Verder stelde Abrahams, dat op basis van mogelijke aanduidingen en/of vermoedens van onrechtmatige betalingen ten laste van het ministerie en een risicoanalyse door de twee eerdergenoemde controle-instanties, zal worden besloten of hun onderzoek zich ook zal richten op betalingen in het jaar 2021. “Zo de bevindingen van dit onderzoek daartoe aanleiding geven, zal (steeds) verder naar voorafgaande jaren worden teruggewerkt. Op basis van het vooronderzoek kan worden vastgesteld dat bovenstaande oneigenlijke betaalopdrachten met vervalste handtekeningen niet door de daartoe bevoegde kanalen van het ministerie zijn verstrekt ter uitbetaling”, zegt de accountant.
“Concluderend kan worden gesteld, dat de minister van Financiën in juli 2020, een zeer zwakke organisatie heeft aangetroffen, waarover hij formeel via de verslaggeving van de Rekenkamer en de CLAD pas in het lopend jaar afdoende werd geïnformeerd.
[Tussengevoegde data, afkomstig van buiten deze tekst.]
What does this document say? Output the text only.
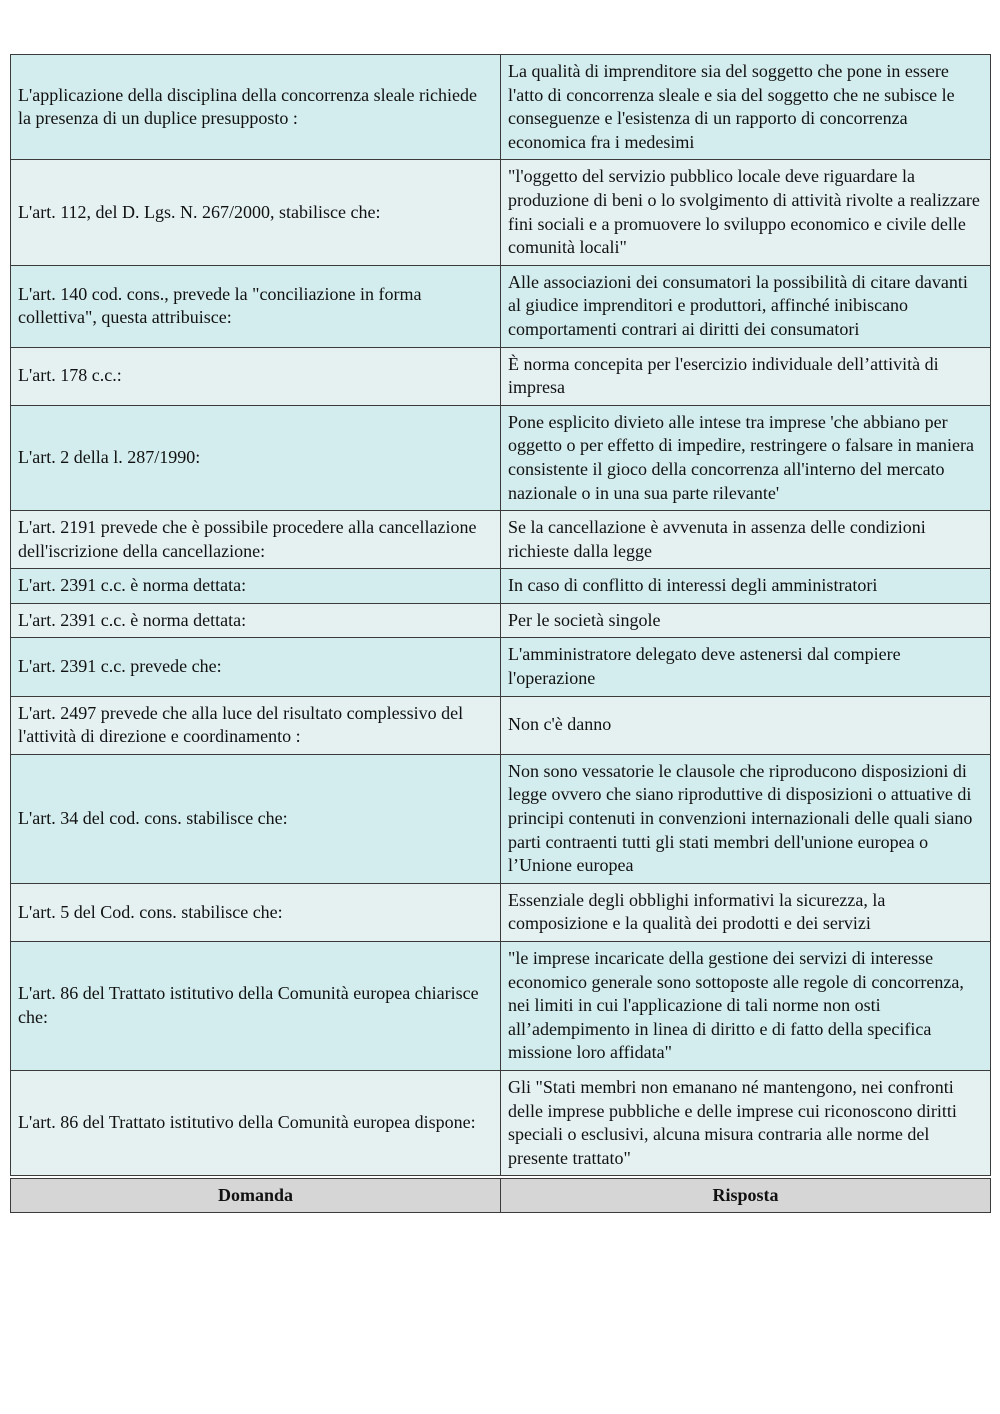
L'applicazione della disciplina della concorrenza sleale richiede la presenza di un duplice presupposto :	La qualità di imprenditore sia del soggetto che pone in essere l'atto di concorrenza sleale e sia del soggetto che ne subisce le conseguenze e l'esistenza di un rapporto di concorrenza economica fra i medesimi
L'art. 112, del D. Lgs. N. 267/2000, stabilisce che:	"l'oggetto del servizio pubblico locale deve riguardare la produzione di beni o lo svolgimento di attività rivolte a realizzare fini sociali e a promuovere lo sviluppo economico e civile delle comunità locali"
L'art. 140 cod. cons., prevede la "conciliazione in forma collettiva", questa attribuisce:	Alle associazioni dei consumatori la possibilità di citare davanti al giudice imprenditori e produttori, affinché inibiscano comportamenti contrari ai diritti dei consumatori
L'art. 178 c.c.:	È norma concepita per l'esercizio individuale dell’attività di impresa
L'art. 2 della l. 287/1990:	Pone esplicito divieto alle intese tra imprese 'che abbiano per oggetto o per effetto di impedire, restringere o falsare in maniera consistente il gioco della concorrenza all'interno del mercato nazionale o in una sua parte rilevante'
L'art. 2191 prevede che è possibile procedere alla cancellazione dell'iscrizione della cancellazione:	Se la cancellazione è avvenuta in assenza delle condizioni richieste dalla legge
L'art. 2391 c.c. è norma dettata:	In caso di conflitto di interessi degli amministratori
L'art. 2391 c.c. è norma dettata:	Per le società singole
L'art. 2391 c.c. prevede che:	L'amministratore delegato deve astenersi dal compiere l'operazione
L'art. 2497 prevede che alla luce del risultato complessivo del l'attività di direzione e coordinamento :	Non c'è danno
L'art. 34 del cod. cons. stabilisce che:	Non sono vessatorie le clausole che riproducono disposizioni di legge ovvero che siano riproduttive di disposizioni o attuative di principi contenuti in convenzioni internazionali delle quali siano parti contraenti tutti gli stati membri dell'unione europea o l’Unione europea
L'art. 5 del Cod. cons. stabilisce che:	Essenziale degli obblighi informativi la sicurezza, la composizione e la qualità dei prodotti e dei servizi
L'art. 86 del Trattato istitutivo della Comunità europea chiarisce che:	"le imprese incaricate della gestione dei servizi di interesse economico generale sono sottoposte alle regole di concorrenza, nei limiti in cui l'applicazione di tali norme non osti all’adempimento in linea di diritto e di fatto della specifica missione loro affidata"
L'art. 86 del Trattato istitutivo della Comunità europea dispone:	Gli "Stati membri non emanano né mantengono, nei confronti delle imprese pubbliche e delle imprese cui riconoscono diritti speciali o esclusivi, alcuna misura contraria alle norme del presente trattato"
Domanda	Risposta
Dat hij bereids stappen heeft genomen ter verbetering, maar dat die helaas niet hebben kunnen leiden tot het voorkomen en tijdig ontdekken van de door derden gepleegde malversaties”, benadrukt Abrahams. “Tenslotte besluit ik voor de duidelijkheid met de opmerking dat ik als niet forensisch accountant geen uitspraak kan doen over fraude, anders dan aan te geven dat er een aanwijzing of een vermoeden daartoe bestaat. Het politioneel onderzoek zal een uitspraak moeten doen over de wijze en mate van vervalsingen van documenten en handtekeningen en de kwaliteit daarvan, alsmede over betrokken handlangers. Ik sluit hierbij, losstaand van de nog uit te brengen bevindingen van de CLAD en Rekenkamer van Suriname uit het lopend vooronderzoek naar malversaties bij uw ministerie, mijn eerste rapportage af over mijn waarneming van het onderzoek, de controleomgeving, de genomen stappen en de te nemen stappen ter verbetering van de interne beheersing, waartoe al was besloten voorafgaand aan de ontdekking van de huidige aanwijzingen en vermoedens van fraude”, bevestigt de accountant.